A l’occasion du salon Comic Con, qui se tient en même temps que Japan Expo au Parc des Expositions de Paris-Nord Villepinte, depuis jeudi 5 jusqu’à dimanche 8 juillet, nous avons pu rencontrer deux artistes qui font actuellement le buzz avec une nouvelle saga rétro-futuriste publiée par la grande maison d’édition Delcourt.

Serge Lehman, scénariste et Stéphane Créty, illustrateur, ont accepté de répondre à nos questions et de présenter à nos lecteurs la série « Masqué » dont le 2nd tome, « Le fuseur » vient de paraître.

Avant de rentrer dans le coeur de notre article, à savoir l’interview, Masqué : le contexte !
Blessé au cours d’une mission dans le Caucase, le sergent Frank Braffort regagne Paris après six ans d’absence. Il découvre une ville en pleine mutation orchestrée par le Préfet Beauregard : Paris-Métropole. Une ville où le gigantisme rétro fait fureur et où se multiplient les « anomalies », évènements mystérieux que nul ne peut expliquer. Une ville qui va s’emparer de Braffort et lier leurs destins à jamais…

Serge Lehman & Stéphane Créty : l’Interview !

 

Comment est né ce projet ?

S.Lehman : ce projet est né d’une intuition historique que j’ai exprimée dans une bd précédente, qui s’appelle « La Brigade chimérique » et qui raconte comment, au moment de la 2nde guerre mondiale, des personnages de surhommes, qui pullulaient dans la littérature populaire française, allemande, italienne, anglaise, avaient d’un seul coup disparu sur le continent.
Disparus pour une raison qui, à mon avis, tient à la dénaturation du surhomme au moment de la 2nde guerre mondiale, évidemment puisque les nazis en avaient fait l’un des axes de leur idéologie… On a une image du surhomme en Europe mais elle est monstrueuse, ce qui n’est pas du tout le cas en Angleterre, pays invaincu, ou aux Etats-Unis, pays vainqueur, de la 2nde guerre mondiale. Eux au contraire, ont projeté dans la figure du surhomme, des personnages comme Superman et tous ceux qui ont suivi, le double sentiment d’être du bon côté de l’histoire, d’être les vainqueurs en d’autres termes, et aussi d’exprimer par ce rayonnement presque solaire du personnage, le sentiment d’être la civilisation qui prend le relais de la civilisation européenne en tant que directrice de la nouvelle organisation mondiale. Donc supers héros, fin de l’histoire apparemment en Europe en 1939/40.
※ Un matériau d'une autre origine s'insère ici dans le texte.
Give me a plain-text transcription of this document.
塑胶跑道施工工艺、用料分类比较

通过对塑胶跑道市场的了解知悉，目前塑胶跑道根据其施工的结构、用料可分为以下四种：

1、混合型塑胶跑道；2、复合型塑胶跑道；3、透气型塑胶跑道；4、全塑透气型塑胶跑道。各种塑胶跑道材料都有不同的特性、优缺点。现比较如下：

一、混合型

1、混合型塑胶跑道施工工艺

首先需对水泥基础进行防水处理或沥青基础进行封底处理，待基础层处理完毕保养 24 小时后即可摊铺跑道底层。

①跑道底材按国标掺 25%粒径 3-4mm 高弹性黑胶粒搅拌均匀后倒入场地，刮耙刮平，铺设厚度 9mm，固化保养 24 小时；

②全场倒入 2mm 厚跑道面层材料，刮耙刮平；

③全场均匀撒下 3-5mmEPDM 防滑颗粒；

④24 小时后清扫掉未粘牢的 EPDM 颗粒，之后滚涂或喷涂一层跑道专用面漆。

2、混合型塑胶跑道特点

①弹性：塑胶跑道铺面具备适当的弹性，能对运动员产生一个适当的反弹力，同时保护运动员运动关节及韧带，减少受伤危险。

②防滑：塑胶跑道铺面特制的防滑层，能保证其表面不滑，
Question, est-ce qu’on peut s’en passer ? Non. A notre avis non !
On ne peut pas s’en passer et la preuve en est que tous les gosses de France et du monde lisent, regardent et admirent les supers héros américains. Pourquoi, parce que c’est de la mythologie. Tout le monde veut être Superman, comme dans l’antiquité tout le monde voulait être Hercule ou Ulysse, l’homme le plus fort, le plus puissant. Ca désigne un idéal surhumain, c’est l’aspiration à sortir de sa condition, à accéder aux valeurs suprêmes, à se sacrifier pour les autres… ce que font périodiquement les supers héros. Ce sont des Christ souvent, ils ne sont pas reconnus.

 


Extrait du tome 1 « Anomalies »

 

C’est un peu le cas de Braffort qui n’est pas tout à fait le stéréotype de l’anti-héros, malgré tout il est traumatisé de guerre, catapulté dans une ville qu’il ne reconnait plus, où il lui arrive des évènements qu’il n’a visiblement pas envie de vivre…

S.Lehman : Braffort est blessé, traumatisé, plein de doutes. C’est quelqu’un qui est un soldat dans l’âme. Il a renoncé à son autonomie parce qu’il cherche une cause à laquelle se donner et d’un coup cette problématique va se multiplier par 100, parce que se donner va impliquer de donner à autrui des pouvoirs gigantesques dont il a hérité sans les avoir voulus. La question qui se pose alors c’est « à qui je me donne », est-ce que je ne suis pas en train de les donner à un monstre, à un préfet fou qui est un sorte de mégalo délirant à demi fasciste… c’est d’ailleurs les rhétoriques politiques qui courent dans la ville.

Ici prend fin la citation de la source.